Sabda dan keyakinan Djarot, Pilgub DKI takkan ricuh
Program Sabda menjaring pemuda dan pemudi yang berasal dari berbagai latar belakang suku, agama, ras dan antar golongan.
Pemerintah Provinsi DKI Jakarta memiliki program kerja Sekolah Agama-agama Bina Damai (Sabda). Wakil Gubernur DKI Jakarta Djarot Saiful Hidayat menuturkan, program ini dapat meminimalisir gejolak yang timbul menjelang pemilihan kepala daerah (Pilkada).
Dia menjelaskan, program yang telah terselenggara sebanyak tiga kali ini mampu mencegah konflik berbau suku, agama, ras dan antar golongan (SARA). Sebab program Sabda menjaring pemuda dan pemudi yang berasal dari berbagai latar belakang.
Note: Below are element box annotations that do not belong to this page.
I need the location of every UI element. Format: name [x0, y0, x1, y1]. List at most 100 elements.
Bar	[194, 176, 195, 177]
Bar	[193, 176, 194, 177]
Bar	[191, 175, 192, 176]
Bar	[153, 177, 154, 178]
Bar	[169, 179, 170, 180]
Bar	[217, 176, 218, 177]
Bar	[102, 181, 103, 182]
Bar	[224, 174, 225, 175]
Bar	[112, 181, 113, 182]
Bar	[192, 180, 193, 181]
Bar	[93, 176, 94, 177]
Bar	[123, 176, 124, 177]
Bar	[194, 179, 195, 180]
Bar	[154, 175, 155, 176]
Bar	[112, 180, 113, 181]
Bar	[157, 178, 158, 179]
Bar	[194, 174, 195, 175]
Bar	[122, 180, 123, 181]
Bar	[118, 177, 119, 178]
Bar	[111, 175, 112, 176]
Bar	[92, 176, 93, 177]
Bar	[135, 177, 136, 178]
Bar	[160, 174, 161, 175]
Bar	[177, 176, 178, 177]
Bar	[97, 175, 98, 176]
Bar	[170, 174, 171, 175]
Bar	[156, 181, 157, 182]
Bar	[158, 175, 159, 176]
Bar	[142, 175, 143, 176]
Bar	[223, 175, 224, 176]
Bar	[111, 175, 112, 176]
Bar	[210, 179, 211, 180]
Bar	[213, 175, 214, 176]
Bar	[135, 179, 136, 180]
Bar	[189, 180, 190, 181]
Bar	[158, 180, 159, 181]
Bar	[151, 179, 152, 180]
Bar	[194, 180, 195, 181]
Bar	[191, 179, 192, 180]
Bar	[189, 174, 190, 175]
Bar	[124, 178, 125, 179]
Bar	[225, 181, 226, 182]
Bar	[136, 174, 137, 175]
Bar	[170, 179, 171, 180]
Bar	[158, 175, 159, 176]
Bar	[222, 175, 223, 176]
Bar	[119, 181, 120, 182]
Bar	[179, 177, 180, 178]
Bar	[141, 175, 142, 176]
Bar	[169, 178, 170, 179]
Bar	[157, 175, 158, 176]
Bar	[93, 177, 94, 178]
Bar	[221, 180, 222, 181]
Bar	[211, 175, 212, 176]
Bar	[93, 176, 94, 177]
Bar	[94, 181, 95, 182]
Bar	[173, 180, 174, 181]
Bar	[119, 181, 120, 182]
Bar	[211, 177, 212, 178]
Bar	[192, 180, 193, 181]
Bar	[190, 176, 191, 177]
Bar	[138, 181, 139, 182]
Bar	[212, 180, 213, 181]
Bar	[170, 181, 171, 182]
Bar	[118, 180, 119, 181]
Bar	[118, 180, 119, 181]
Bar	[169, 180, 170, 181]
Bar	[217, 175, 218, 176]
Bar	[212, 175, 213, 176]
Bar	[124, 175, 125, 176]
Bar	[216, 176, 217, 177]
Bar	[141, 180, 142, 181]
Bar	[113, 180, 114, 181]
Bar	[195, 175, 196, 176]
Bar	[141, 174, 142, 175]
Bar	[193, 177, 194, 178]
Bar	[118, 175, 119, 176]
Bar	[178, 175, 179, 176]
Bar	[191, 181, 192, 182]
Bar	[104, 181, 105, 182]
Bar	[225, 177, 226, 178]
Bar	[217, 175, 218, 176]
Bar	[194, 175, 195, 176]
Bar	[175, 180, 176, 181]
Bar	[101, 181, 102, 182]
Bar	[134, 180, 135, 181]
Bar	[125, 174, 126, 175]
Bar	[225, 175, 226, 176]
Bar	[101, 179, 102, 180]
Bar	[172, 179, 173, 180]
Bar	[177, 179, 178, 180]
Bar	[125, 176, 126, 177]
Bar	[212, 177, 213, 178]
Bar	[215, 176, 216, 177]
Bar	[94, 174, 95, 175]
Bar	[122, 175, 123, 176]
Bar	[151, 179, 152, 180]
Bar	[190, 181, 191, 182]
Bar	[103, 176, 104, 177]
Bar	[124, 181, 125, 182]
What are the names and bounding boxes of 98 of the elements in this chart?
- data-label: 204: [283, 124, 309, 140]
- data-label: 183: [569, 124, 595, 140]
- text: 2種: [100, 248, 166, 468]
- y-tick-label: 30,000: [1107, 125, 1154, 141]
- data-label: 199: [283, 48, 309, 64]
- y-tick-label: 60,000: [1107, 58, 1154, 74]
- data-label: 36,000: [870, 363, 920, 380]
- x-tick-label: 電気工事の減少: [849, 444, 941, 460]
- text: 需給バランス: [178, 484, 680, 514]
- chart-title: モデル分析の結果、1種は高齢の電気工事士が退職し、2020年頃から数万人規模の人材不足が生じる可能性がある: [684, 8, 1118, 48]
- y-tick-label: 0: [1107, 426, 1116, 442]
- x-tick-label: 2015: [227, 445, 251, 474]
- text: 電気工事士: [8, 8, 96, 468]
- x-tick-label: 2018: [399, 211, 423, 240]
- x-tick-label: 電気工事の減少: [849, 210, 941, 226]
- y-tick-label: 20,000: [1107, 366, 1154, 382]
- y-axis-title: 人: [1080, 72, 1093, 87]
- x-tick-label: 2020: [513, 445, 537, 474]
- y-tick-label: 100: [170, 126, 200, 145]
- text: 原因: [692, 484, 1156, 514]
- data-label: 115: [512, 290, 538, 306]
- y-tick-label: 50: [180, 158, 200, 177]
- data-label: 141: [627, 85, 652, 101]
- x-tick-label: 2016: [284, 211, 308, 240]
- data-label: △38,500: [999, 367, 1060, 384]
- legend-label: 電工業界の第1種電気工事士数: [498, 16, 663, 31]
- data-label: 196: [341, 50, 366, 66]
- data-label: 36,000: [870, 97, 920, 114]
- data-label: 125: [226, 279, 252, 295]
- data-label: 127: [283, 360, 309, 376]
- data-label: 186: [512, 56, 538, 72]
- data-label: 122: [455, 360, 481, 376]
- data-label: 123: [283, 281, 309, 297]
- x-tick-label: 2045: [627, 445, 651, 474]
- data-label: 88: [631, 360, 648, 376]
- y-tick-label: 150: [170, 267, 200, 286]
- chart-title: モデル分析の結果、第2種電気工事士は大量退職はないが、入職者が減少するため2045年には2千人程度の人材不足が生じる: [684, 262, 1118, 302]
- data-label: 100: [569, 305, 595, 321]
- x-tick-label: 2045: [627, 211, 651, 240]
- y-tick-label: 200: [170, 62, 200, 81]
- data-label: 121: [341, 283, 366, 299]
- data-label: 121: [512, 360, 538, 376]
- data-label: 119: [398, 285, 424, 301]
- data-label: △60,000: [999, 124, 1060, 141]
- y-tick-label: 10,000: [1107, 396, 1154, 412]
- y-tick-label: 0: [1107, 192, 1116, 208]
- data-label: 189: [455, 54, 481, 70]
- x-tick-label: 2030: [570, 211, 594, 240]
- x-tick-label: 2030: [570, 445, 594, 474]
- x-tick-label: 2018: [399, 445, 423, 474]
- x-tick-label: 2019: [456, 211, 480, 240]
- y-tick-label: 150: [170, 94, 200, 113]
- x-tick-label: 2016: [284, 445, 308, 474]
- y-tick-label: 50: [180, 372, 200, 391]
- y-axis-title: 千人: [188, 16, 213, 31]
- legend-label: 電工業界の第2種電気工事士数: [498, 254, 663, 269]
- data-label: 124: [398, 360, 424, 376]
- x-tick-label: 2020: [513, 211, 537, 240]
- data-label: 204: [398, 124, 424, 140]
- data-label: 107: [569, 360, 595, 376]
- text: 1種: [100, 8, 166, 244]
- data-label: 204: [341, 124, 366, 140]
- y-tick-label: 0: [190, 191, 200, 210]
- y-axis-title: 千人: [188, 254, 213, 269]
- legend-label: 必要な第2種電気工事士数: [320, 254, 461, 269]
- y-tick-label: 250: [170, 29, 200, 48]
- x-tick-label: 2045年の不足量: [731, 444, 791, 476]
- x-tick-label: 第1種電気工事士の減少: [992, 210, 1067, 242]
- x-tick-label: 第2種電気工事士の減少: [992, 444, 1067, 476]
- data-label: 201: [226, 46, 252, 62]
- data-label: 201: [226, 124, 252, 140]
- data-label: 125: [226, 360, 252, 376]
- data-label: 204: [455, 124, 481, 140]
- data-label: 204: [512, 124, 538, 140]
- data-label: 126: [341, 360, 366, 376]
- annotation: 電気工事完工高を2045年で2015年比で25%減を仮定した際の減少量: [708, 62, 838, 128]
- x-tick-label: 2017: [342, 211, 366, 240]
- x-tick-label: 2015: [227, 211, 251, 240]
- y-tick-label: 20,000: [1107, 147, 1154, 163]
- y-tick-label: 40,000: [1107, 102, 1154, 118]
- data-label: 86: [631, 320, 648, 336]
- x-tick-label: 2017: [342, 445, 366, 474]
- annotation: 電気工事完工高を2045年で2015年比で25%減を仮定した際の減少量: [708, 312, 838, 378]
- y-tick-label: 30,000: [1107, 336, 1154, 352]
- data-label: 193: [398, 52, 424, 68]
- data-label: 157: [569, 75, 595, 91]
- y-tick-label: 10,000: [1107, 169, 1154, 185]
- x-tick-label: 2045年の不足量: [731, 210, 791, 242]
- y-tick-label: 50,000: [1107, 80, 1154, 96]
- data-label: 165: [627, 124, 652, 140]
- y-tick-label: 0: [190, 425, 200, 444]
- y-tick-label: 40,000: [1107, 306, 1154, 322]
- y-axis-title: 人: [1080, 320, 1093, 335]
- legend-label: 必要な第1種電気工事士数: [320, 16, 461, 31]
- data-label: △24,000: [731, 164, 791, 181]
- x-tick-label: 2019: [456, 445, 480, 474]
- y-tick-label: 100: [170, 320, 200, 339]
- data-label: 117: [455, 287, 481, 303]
"Jakarta itu sudah bikin pilot project, mempertemukan mereka (pemuda-pemudi) semua yang berbasis agama dengan mendirikan Sabda namanya sekolah agama-agama bina damai dan ini sudah angkatan ketiga, tempatnya berpindah-pindah dan bagus," katanya di Hotel Royal Kuningan, Jakarta, Kamis (28/4).
Politisi PDIP ini mengatakan, lulusan Sabda telah membaur di masyarakat dan langsung menyiarkan ilmu pengetahuan yang diperoleh. Karena itu Djarot optimis kondisi ibu kota tetap kondusif meski suhu politik memanas saat Pilkada.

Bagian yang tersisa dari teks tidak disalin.